從此身邊再沒有第三者的陰影存在了,也不必擔心好事者的跟蹤,擔心來自同學或家長的責難。除了他們自己,世上再沒有任何別的力量可以把他們分開。
他們堂而皇之加入了校園裏無數公開戀人的行列。一天中的二十四小時,睡覺不在一起,上課不在一起,其餘時間便如同一對親熱的林中小鳥,輕聲呼喚著,相依相偎著。他們開始象別的戀人們那樣合用飯票菜票,合用碗筷茶杯。上圖書館溫課,有康劼的座位就有瀟瀟的座位。進飯廳吃飯,有瀟瀟的一份飯菜就有康劼的一份飯菜。就連他們互相注視的目光,也濃稠得象一碗藕粉,裏麵凝進了太多的傾慕,太多的渴望,太多的話語和心聲。弄得小金子好幾次在熄燈以後向瀟瀟抗議:“瀟瀟你別太過張揚嘛!你幸福成這個樣子,是不是存心惹我們心酸?”瀟瀟就把這話當了真,認真檢討自己哪些地方太張揚,真誠地連聲說對不起,把一屋子的女孩子們樂得嘰嘰咕咕笑。
對於康劼過去的女朋友,瀟瀟已經不存任何介蒂,有的僅僅是憐憫,或者是抱歉。不管怎麽說,在她們兩個人之間,瀟瀟總算是勝利者。
有趣的是,在康劼和他女朋友的關係欲斷未斷之前,有一段時間,他們甚至一個月也通不到一次信,可是現在他們倒變得通信頻繁了。用康劼的話說,他們是兄妹相處,他要拿她當妹妹待。康劼每次都把他女朋友的信拿給瀟瀟看。信總是寫得很高興、很得體,絕口不提他們過去的關係,也總忘不了問瀟瀟一聲好。
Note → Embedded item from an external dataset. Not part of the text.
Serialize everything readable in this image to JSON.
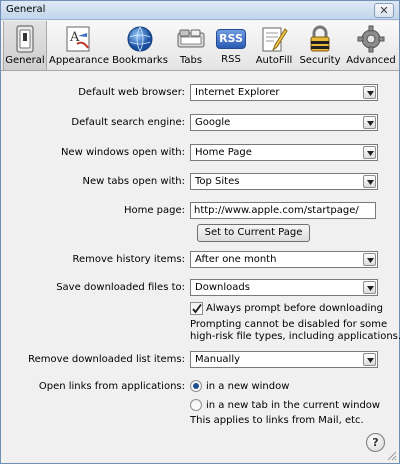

瀟瀟感到惶惑,受之有愧:在她眼裏我有什麽“好”的呢?瀟瀟就想她大概是個心胸豁達、活潑開朗、討人喜歡的漂亮姑娘,不知道她過去有什麽地方讓康劼不能滿意。這樣一想之後,瀟瀟無形中就常常要檢點自己,不知不覺地要將自己跟她對比一番。瀟瀟心底深處總不能排除一種惴惴不安的感覺。